Selon le livre des journalistes Carol Leonnig et Philip Rucker, Mark Milley évoque alors en coulisses un « moment Reichstag » à la Maison Blanche en comparant la rhétorique de Donald Trump à celle d'Adolf Hitler. Le risque d’un coup d’État trumpiste lui paraît tout à fait crédible et il décide de s’y opposer, rapporte notre correspondant à San Francisco, Éric de Salves.

« Ils peuvent essayer, mais ils ne risquent pas d’y arriver », aurait alors déclaré le général Milley. « Vous ne pouvez pas faire ça sans l’armée, c’est nous qui avons les armes », dit-il. Mark Milley va jusqu’à réunir d’autres généraux de la Navy et de l’Air Force et leur demande de se tenir prêts.

Autre révélation du livre : Mark Milley a sans doute dissuadé Trump de lancer une série de frappes contre l’Iran. « Si vous faites cela, vous aurez une putain de guerre sur les bras », lui aurait-il dit. Le chef d’état-major américain décrit alors Donald Trump comme un « déséquilibré » et comme « un leader autocratique classique qui n’a plus rien à perdre ».

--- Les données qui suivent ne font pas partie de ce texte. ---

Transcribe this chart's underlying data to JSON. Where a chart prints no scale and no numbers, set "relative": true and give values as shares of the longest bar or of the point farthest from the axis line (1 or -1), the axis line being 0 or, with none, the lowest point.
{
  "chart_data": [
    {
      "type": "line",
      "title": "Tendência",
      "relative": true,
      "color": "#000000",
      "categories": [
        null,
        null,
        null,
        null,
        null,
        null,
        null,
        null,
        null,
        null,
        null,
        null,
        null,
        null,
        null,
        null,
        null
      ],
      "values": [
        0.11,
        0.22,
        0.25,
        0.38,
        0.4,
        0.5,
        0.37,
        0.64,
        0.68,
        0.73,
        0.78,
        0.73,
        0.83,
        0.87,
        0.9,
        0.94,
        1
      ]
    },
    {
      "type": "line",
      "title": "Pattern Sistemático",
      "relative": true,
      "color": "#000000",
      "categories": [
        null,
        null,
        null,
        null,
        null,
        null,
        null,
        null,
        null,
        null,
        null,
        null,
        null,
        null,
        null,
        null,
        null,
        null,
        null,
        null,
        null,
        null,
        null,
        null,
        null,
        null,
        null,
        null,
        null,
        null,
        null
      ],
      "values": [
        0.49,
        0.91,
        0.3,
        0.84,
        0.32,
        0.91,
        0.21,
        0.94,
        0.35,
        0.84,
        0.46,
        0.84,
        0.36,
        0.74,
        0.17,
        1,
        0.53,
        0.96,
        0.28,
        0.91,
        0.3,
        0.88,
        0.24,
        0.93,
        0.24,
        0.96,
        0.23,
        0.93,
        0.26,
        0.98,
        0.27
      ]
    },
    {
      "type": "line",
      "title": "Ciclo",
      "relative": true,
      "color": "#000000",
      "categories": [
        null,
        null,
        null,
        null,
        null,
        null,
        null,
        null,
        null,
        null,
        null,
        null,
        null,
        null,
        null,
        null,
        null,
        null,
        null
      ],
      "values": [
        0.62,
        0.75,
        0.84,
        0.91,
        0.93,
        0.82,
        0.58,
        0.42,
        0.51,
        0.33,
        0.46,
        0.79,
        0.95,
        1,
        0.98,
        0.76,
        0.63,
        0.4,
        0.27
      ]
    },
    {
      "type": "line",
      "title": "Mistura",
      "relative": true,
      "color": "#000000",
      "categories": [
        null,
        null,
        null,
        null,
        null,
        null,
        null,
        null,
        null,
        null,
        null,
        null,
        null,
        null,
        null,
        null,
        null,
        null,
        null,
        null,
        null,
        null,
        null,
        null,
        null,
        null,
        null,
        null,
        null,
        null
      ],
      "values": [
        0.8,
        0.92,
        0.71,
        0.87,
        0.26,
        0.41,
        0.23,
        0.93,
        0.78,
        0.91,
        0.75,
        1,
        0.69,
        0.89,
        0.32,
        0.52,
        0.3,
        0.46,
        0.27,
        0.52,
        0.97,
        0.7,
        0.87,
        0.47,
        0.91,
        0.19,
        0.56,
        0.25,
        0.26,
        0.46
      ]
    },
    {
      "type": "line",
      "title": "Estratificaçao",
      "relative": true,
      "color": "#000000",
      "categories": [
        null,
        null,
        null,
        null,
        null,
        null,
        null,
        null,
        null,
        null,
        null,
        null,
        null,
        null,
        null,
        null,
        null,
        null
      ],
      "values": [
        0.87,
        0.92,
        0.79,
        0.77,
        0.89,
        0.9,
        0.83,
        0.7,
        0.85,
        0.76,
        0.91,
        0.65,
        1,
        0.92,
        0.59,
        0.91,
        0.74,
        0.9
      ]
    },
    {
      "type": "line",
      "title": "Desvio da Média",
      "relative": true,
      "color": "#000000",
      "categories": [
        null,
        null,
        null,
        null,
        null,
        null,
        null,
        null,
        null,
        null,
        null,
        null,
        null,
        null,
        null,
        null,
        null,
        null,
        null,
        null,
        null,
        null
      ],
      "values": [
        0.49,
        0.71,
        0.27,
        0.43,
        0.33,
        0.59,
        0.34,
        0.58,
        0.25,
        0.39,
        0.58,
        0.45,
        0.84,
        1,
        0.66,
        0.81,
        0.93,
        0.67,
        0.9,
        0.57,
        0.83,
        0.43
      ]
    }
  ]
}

« Si j'avais voulu faire un coup d'État, le général Mark Milley aurait été une des dernières personnes que j'aurais appelées », a rétorqué Donald Trump dans un communiqué, en expliquant l'avoir nommé à la tête de l'état-major tout simplement car « le général le plus surcoté de la planète, James Mattis, ne le supportait pas ». « J'agis souvent contrairement aux conseils de gens que je ne respecte pas », a justifié l'ex-président, en précisant avoir également perdu tout respect pour le général Milley.